Finding Fine

20150510_122014(Just by way of background: about a month ago, I was running a routine errand on a quiet Friday evening, and while I was at a red light waiting for it to change, an inattentive driver plowed into the back of my little Corolla. I was sore, but OK, but the car had extensive frame damage and is gone.)

The other day I was going through a bag of stuff that we took out of the little blue car before it went to the body shop, and the stuff I pulled from the glove compartment before it went off to the salvage yard when it was declared totaled. Among the stuff: a spiffy, shiny maintenance record. Barely used. I’d also saved the all the receipts from oil changes, and the nice tires I got not too terribly long ago.

None of which matters now. It doesn’t matter that the tires had a good warranty. It doesn’t matter that the engine and transmission and brakes were all in great shape.

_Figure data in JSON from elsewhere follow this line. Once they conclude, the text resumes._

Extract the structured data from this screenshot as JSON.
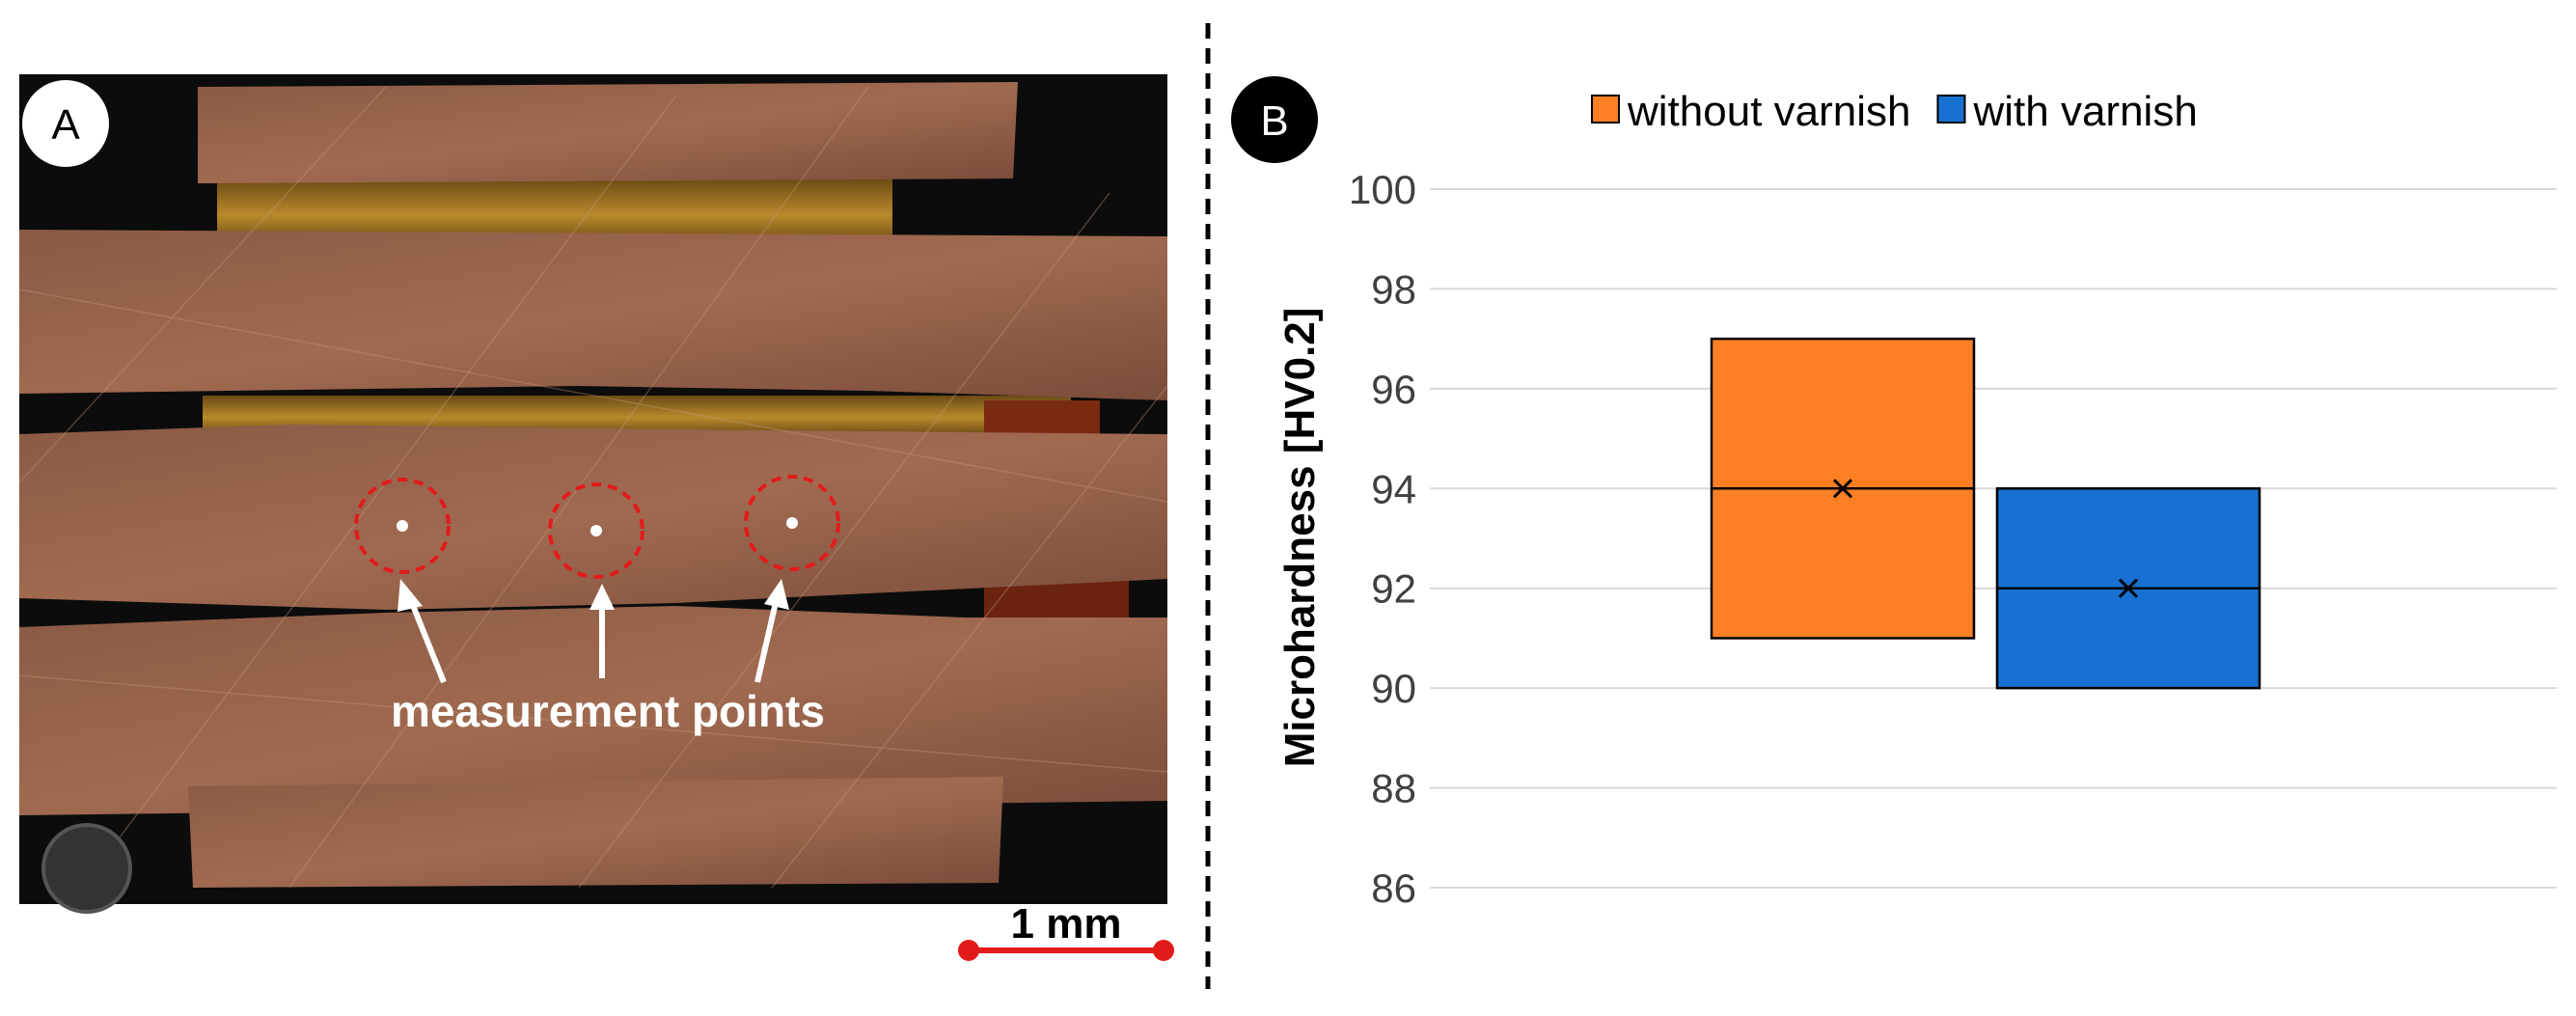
{
  "panel_a": {
    "label": "A",
    "annotation": "measurement points",
    "scale_bar": "1 mm"
  },
  "panel_b": {
    "label": "B"
  },
  "chart_data": {
    "type": "box",
    "ylabel": "Microhardness [HV0.2]",
    "ylim": [
      86,
      100
    ],
    "yticks": [
      86,
      88,
      90,
      92,
      94,
      96,
      98,
      100
    ],
    "grid": true,
    "legend": "top",
    "series": [
      {
        "name": "without varnish",
        "color": "#fd7f24",
        "q1": 91,
        "median": 94,
        "q3": 97,
        "mean": 94
      },
      {
        "name": "with varnish",
        "color": "#1871d1",
        "q1": 90,
        "median": 92,
        "q3": 94,
        "mean": 92
      }
    ]
  }
}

Likewise, it doesn’t matter that I never got around to cleaning up those few drops of dried coffee in the cup holder, or wiping the dust off the dashboard.

In his homily on Sunday, Father said that “all analogies limp.” And I’m not sure there’s really one I can draw from this anyway.

I’m just thrown off balance still, I guess. It makes you realize that doing the right things is no guarantee of anything, whether it’s a car’s existence or your pet’s well-being or a person’s life. You can do everything right, you can be the sort of person who (like my little Toyota) generally enjoys perfect health, and you can still die in a freak accident or end up with a sudden catastrophic illness or cancer. Being careful is no guarantee. Being “successful” is no guarantee. We’re all still totally vulnerable. There’s no magic bullet.

This past week was also the anniversary of Mom’s passing, so those emotions are in the mix, too. I remember that after she died, it took me a long time to get over a frightening, paralyzing awareness of the fragility of life. We take for granted that each day we’ll get up, go to work or school or church or the grocery, come home, go to bed. Day after day, year after year. Mostly, we do. And yet, at any given moment, that could come to an end. When Mom died, it was the first time I was really struck by how easily and quickly someone could go from being here to not being here.

At the moment, I’m back to that awareness, and I know it is partly an opportunity to find trust and to think about what truly matters in this life and the next, but mostly it feels like living on the edge of a precipice, and it’s taking a long while to fade.